The Koelschip Goes Down the Rabbit Hole

Funky offerings focused on Brett-brewed beers.
Koelschip

In the ever-expanding forest of Indy’s craft beer scene, The Koelschip is its 12-tap rabbit hole. The Fall Creek bar named for a shallow brewing fermenter, opened in late January as the gateway to Central State Brewing’s (literal) funky take on beer. Here the founders of both the bar and brewery—Jake Koeneman, Chris Bly, Josh Hambright—invite customers to take a deep dive into the fairly uncharted world of beers brewed with Brettanomyces (or Brett), a wild yeast that lends complexity and depth to the final product.

The yield? Pucker up. These beers are pretty, smart, and unpredictable.

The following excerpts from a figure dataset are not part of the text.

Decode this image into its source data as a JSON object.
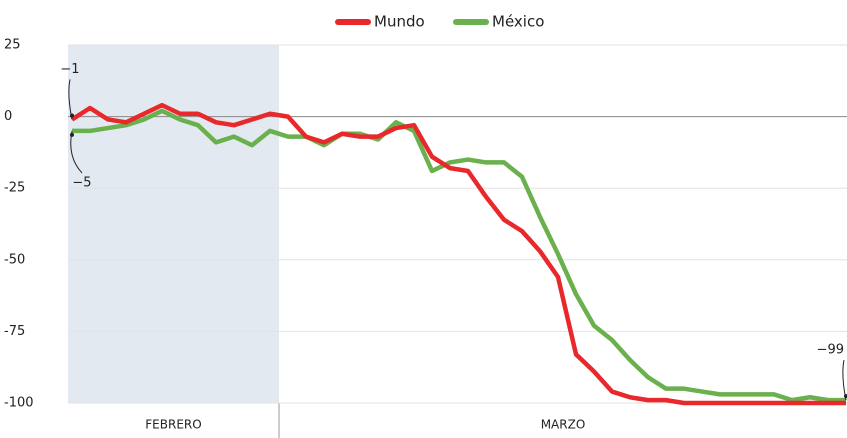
{
  "chart_data": {
    "type": "line",
    "categories": [
      null,
      null,
      null,
      null,
      null,
      null,
      null,
      null,
      null,
      null,
      null,
      null,
      null,
      null,
      null,
      null,
      null,
      null,
      null,
      null,
      null,
      null,
      null,
      null,
      null,
      null,
      null,
      null,
      null,
      null,
      null,
      null,
      null,
      null,
      null,
      null,
      null,
      null,
      null,
      null,
      null,
      null,
      null,
      null
    ],
    "periods": [
      {
        "label": "FEBRERO",
        "count": 12,
        "shaded": true
      },
      {
        "label": "MARZO",
        "count": 32,
        "shaded": false
      }
    ],
    "series": [
      {
        "name": "Mundo",
        "color": "#e8282b",
        "values": [
          -1,
          3,
          -1,
          -2,
          1,
          4,
          1,
          1,
          -2,
          -3,
          -1,
          1,
          0,
          -7,
          -9,
          -6,
          -7,
          -7,
          -4,
          -3,
          -14,
          -18,
          -19,
          -28,
          -36,
          -40,
          -47,
          -56,
          -83,
          -89,
          -96,
          -98,
          -99,
          -99,
          -100,
          -100,
          -100,
          -100,
          -100,
          -100,
          -100,
          -100,
          -100,
          -100
        ],
        "value_labels": [
          "−1",
          null,
          null,
          null,
          null,
          null,
          null,
          null,
          null,
          null,
          null,
          null,
          null,
          null,
          null,
          null,
          null,
          null,
          null,
          null,
          null,
          null,
          null,
          null,
          null,
          null,
          null,
          null,
          null,
          null,
          null,
          null,
          null,
          null,
          null,
          null,
          null,
          null,
          null,
          null,
          null,
          null,
          null,
          null
        ]
      },
      {
        "name": "México",
        "color": "#6ab04c",
        "values": [
          -5,
          -5,
          -4,
          -3,
          -1,
          2,
          -1,
          -3,
          -9,
          -7,
          -10,
          -5,
          -7,
          -7,
          -10,
          -6,
          -6,
          -8,
          -2,
          -5,
          -19,
          -16,
          -15,
          -16,
          -16,
          -21,
          -35,
          -48,
          -62,
          -73,
          -78,
          -85,
          -91,
          -95,
          -95,
          -96,
          -97,
          -97,
          -97,
          -97,
          -99,
          -98,
          -99,
          -99
        ],
        "value_labels": [
          "−5",
          null,
          null,
          null,
          null,
          null,
          null,
          null,
          null,
          null,
          null,
          null,
          null,
          null,
          null,
          null,
          null,
          null,
          null,
          null,
          null,
          null,
          null,
          null,
          null,
          null,
          null,
          null,
          null,
          null,
          null,
          null,
          null,
          null,
          null,
          null,
          null,
          null,
          null,
          null,
          null,
          null,
          null,
          "−99"
        ]
      }
    ],
    "ylim": [
      -100,
      25
    ],
    "yticks": [
      25,
      0,
      -25,
      -50,
      -75,
      -100
    ],
    "grid": true
  }
}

Central State’s House, a 4-percent rustic blonde, fights well above its style in terms of mouth-feel and taste, packing deceptive one-two of fruity pepper and banana. The House Cascara, brewed with the dried skins of coffee beans, shocked like a muted cherry SweeTart, and Bro Culture, a collaboration with Big Lug Canteen, had the bones of a German Riesling.

Four of The Koelschip’s taps are devoted to Central State creations, while the other eight rotate and are meant to highlight that, “we’re doing ‘weird stuff’ by local standards, but globally, it’s not that weird,” said Koeneman. Another delightful oddity is that there are no TVs here. That’s by design. It’s a conversation starter just as much as the quirky non-artwork artwork framed on the bar walls that welcome you to ‘Indy’s Second Wave of Brewing,’ where things have gone from curious to curiouser.